Fox News was showing a lot of the new Israeli anti-missile system,
Trophy. The technology is not new, as the Russians have been using it for a while now. There are friendly fire issues to deal with, and other issues such as not being able to mount it on lightly armored vehicles. However, it is a set in the right direction as far as heavy armor protection is concerned.
Several of these so-called "active protection" systems are making progress, both here and in Israel. Generally speaking, they all work in the same way, Defense News' Barbara Opall-Rome notes:
• A radar detects and identifies an approaching threat.
• Target information is transferred to a kill mechanism.
• The kill mechanism destroys the target at a safe distance from the vehicle.
A few weeks back, Trophy, an Israeli active protection set-up, went through its first tests on an American Stryker vehicle. It's already being used to protect Israeli tanks against rocket-propelled grenades.
[In a] Feb. 28 test... two inert RPGs were fired simultaneously; one would hit the Stryker while the other was intentionally aimed for a near miss… Trophy was able to track the trajectory, discriminate among the two parallel targets, and determine which one would actually hit the Stryker before selectively unleashing its lethal countermeasures. The actual method used to destroy the targets is classified.
The Pentagon's Office of Force Transformation is planning on using Trophy on its Project Sheriff vehicles -- those experimental personnel carriers, armed with pain rays and sonic blasters.

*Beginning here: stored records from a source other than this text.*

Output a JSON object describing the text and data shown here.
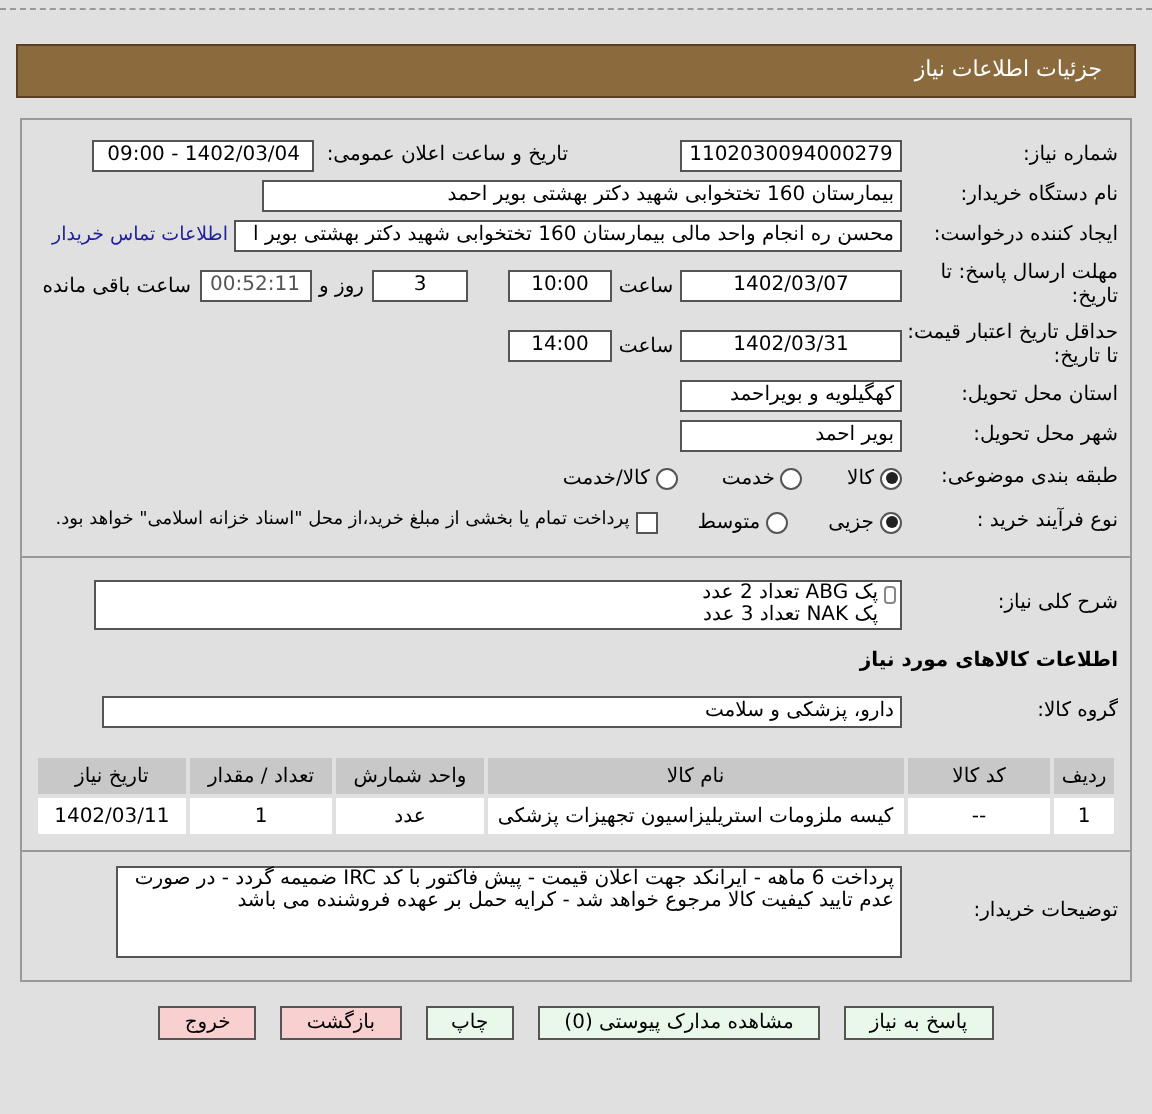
{
  "header": {
    "title": "جزئیات اطلاعات نیاز"
  },
  "need_number": {
    "label": "شماره نیاز:",
    "value": "1102030094000279"
  },
  "announce": {
    "label": "تاریخ و ساعت اعلان عمومی:",
    "value": "1402/03/04 - 09:00"
  },
  "buyer_org": {
    "label": "نام دستگاه خریدار:",
    "value": "بیمارستان 160 تختخوابی شهید دکتر بهشتی بویر احمد"
  },
  "creator": {
    "label": "ایجاد کننده درخواست:",
    "value": "محسن ره انجام واحد مالی بیمارستان 160 تختخوابی شهید دکتر بهشتی بویر ا",
    "link": "اطلاعات تماس خریدار"
  },
  "deadline": {
    "label": "مهلت ارسال پاسخ: تا تاریخ:",
    "date": "1402/03/07",
    "time_label": "ساعت",
    "time": "10:00",
    "days": "3",
    "days_label": "روز و",
    "remaining": "00:52:11",
    "remaining_label": "ساعت باقی مانده"
  },
  "validity": {
    "label": "حداقل تاریخ اعتبار قیمت: تا تاریخ:",
    "date": "1402/03/31",
    "time_label": "ساعت",
    "time": "14:00"
  },
  "province": {
    "label": "استان محل تحویل:",
    "value": "کهگیلویه و بویراحمد"
  },
  "city": {
    "label": "شهر محل تحویل:",
    "value": "بویر احمد"
  },
  "category": {
    "label": "طبقه بندی موضوعی:",
    "options": [
      {
        "label": "کالا",
        "selected": true
      },
      {
        "label": "خدمت",
        "selected": false
      },
      {
        "label": "کالا/خدمت",
        "selected": false
      }
    ]
  },
  "process": {
    "label": "نوع فرآیند خرید :",
    "options": [
      {
        "label": "جزیی",
        "selected": true
      },
      {
        "label": "متوسط",
        "selected": false
      }
    ],
    "checkbox": {
      "label": "پرداخت تمام یا بخشی از مبلغ خرید،از محل \"اسناد خزانه اسلامی\" خواهد بود.",
      "checked": false
    }
  },
  "description": {
    "label": "شرح کلی نیاز:",
    "lines": [
      "پک ABG تعداد 2 عدد",
      "پک NAK تعداد 3 عدد"
    ]
  },
  "goods_heading": "اطلاعات کالاهای مورد نیاز",
  "group": {
    "label": "گروه کالا:",
    "value": "دارو، پزشکی و سلامت"
  },
  "table": {
    "columns": [
      "ردیف",
      "کد کالا",
      "نام کالا",
      "واحد شمارش",
      "تعداد / مقدار",
      "تاریخ نیاز"
    ],
    "rows": [
      [
        "1",
        "--",
        "کیسه ملزومات استریلیزاسیون تجهیزات پزشکی",
        "عدد",
        "1",
        "1402/03/11"
      ]
    ]
  },
  "notes": {
    "label": "توضیحات خریدار:",
    "text": "پرداخت 6 ماهه - ایرانکد جهت اعلان قیمت - پیش فاکتور با کد IRC ضمیمه گردد - در صورت عدم تایید کیفیت کالا مرجوع خواهد شد - کرایه حمل بر عهده فروشنده می باشد"
  },
  "buttons": [
    {
      "label": "پاسخ به نیاز",
      "kind": "green"
    },
    {
      "label": "مشاهده مدارک پیوستی (0)",
      "kind": "green"
    },
    {
      "label": "چاپ",
      "kind": "green"
    },
    {
      "label": "بازگشت",
      "kind": "red"
    },
    {
      "label": "خروج",
      "kind": "red"
    }
  ]
}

Meanwhile, the Army is pursuing its own active protection plans. Its Tank-Automotive Research, Development and Engineering Center has been test-firing a system which blasts incoming RPGs with foot-long fragmentation rounds. Raytheon has just been handed a $70 million contract to actively protect the Army's next-generation combat vehicles. Last month, the company successfully demonstrated its "Quick Kill" RPG-stopper, eDefense notes.

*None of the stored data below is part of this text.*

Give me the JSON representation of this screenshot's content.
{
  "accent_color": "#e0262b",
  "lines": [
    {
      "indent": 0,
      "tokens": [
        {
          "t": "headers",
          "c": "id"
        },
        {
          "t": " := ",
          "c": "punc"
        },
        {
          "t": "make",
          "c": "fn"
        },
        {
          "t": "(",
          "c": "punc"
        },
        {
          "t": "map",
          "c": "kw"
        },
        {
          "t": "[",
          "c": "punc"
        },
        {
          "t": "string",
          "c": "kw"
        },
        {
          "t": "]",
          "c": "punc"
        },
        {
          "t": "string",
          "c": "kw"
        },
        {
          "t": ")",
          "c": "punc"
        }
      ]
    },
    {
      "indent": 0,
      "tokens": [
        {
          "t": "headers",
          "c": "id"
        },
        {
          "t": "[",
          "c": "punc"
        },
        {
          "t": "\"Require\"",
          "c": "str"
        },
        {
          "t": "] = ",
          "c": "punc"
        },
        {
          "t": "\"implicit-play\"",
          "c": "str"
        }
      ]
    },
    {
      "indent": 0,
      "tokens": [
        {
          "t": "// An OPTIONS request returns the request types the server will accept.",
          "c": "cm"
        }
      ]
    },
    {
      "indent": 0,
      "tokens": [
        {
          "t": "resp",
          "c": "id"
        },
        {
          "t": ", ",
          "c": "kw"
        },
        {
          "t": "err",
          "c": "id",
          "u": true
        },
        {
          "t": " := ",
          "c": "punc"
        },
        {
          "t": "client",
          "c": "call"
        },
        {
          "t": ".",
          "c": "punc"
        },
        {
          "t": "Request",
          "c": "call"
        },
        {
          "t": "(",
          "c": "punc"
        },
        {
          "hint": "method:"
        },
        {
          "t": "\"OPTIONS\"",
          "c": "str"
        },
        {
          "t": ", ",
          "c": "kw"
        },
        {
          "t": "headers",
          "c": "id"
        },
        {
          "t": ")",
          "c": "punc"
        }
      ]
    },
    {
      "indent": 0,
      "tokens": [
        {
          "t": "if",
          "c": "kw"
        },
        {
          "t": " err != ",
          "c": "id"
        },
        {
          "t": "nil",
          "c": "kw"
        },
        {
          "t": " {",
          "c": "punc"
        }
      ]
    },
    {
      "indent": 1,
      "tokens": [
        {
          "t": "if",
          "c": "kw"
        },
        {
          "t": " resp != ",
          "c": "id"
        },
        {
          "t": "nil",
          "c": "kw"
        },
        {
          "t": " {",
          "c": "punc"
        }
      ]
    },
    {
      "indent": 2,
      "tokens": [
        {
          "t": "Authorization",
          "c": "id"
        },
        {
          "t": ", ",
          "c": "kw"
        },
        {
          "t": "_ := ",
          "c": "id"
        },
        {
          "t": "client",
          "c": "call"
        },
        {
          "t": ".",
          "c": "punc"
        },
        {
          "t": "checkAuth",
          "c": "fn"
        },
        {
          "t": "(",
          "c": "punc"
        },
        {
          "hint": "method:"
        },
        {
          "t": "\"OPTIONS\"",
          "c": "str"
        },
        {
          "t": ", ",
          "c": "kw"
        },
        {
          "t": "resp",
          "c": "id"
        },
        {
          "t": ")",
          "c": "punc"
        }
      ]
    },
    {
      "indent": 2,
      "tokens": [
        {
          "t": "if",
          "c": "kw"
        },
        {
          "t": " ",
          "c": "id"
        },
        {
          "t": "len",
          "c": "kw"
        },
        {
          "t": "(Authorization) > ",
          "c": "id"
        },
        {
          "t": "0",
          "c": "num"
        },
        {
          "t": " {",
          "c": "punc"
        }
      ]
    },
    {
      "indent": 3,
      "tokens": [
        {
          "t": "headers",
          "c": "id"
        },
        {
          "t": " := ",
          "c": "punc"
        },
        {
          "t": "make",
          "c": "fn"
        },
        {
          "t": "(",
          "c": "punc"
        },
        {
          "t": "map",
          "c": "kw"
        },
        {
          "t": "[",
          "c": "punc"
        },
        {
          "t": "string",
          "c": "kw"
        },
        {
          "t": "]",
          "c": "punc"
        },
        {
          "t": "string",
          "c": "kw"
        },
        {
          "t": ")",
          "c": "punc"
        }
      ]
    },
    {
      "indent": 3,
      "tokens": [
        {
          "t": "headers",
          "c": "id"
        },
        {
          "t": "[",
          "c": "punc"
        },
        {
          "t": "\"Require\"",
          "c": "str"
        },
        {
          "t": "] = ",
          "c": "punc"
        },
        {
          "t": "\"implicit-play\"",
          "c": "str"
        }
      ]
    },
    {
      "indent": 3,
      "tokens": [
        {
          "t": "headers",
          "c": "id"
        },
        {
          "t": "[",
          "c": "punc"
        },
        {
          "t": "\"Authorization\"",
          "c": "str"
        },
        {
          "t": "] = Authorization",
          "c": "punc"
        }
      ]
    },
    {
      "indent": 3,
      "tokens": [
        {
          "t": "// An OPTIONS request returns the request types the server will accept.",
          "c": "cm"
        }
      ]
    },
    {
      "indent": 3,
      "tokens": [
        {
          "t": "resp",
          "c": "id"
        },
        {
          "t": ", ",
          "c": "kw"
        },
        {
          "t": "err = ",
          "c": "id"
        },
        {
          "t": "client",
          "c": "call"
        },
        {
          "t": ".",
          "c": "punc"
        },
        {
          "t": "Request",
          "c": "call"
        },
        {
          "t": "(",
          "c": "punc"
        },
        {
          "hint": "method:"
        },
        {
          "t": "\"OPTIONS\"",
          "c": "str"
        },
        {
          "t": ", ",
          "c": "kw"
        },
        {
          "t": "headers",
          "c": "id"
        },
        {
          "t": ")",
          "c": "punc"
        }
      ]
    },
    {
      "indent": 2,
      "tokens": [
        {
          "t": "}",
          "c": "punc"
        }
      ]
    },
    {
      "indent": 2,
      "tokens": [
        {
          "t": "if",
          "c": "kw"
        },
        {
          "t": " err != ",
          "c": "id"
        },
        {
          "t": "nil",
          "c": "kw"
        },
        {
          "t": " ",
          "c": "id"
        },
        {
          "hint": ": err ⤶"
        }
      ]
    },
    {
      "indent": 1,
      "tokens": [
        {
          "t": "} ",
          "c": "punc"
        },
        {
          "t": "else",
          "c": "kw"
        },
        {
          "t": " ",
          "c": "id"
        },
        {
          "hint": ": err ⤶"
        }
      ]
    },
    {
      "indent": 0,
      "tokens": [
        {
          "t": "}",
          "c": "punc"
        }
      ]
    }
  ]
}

The precision-launched weapon employs a technique called "soft launch," whereby it launches vertically from the vehicle, pitches over, and is propelled by its rocket motor to the point of intercept with the RPG, at which point it fires its warhead. This method provides a combat vehicle with full hemispheric protection from a single system, rather than placing a number of them around the sides of the vehicle. It also avoids the concussion and stress that a more traditional launch method would put on the vehicle.

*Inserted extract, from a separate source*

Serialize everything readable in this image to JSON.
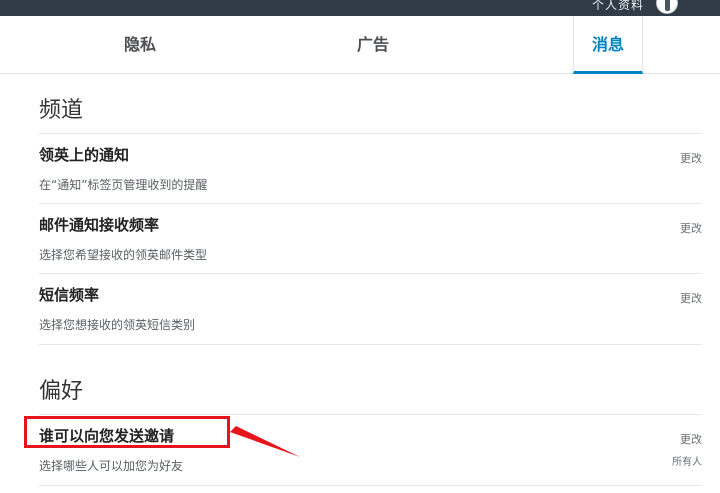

In addition, a vehicle equipped with the Quick Kill system would typically carry eight to 16 such rounds that could be launched in a salvo to counter multiple RPG attacks.
There are other, more exotic active protection approaches, too. Army-funded researchers recently filed a patent to stop attacks with parachutes. The Brits think they can stop RPGs with massive electrical charges. And a Navy-backed company, Aoptix Technologies, wants to "apply... high energy light based weapons" to keep RPGs from landing.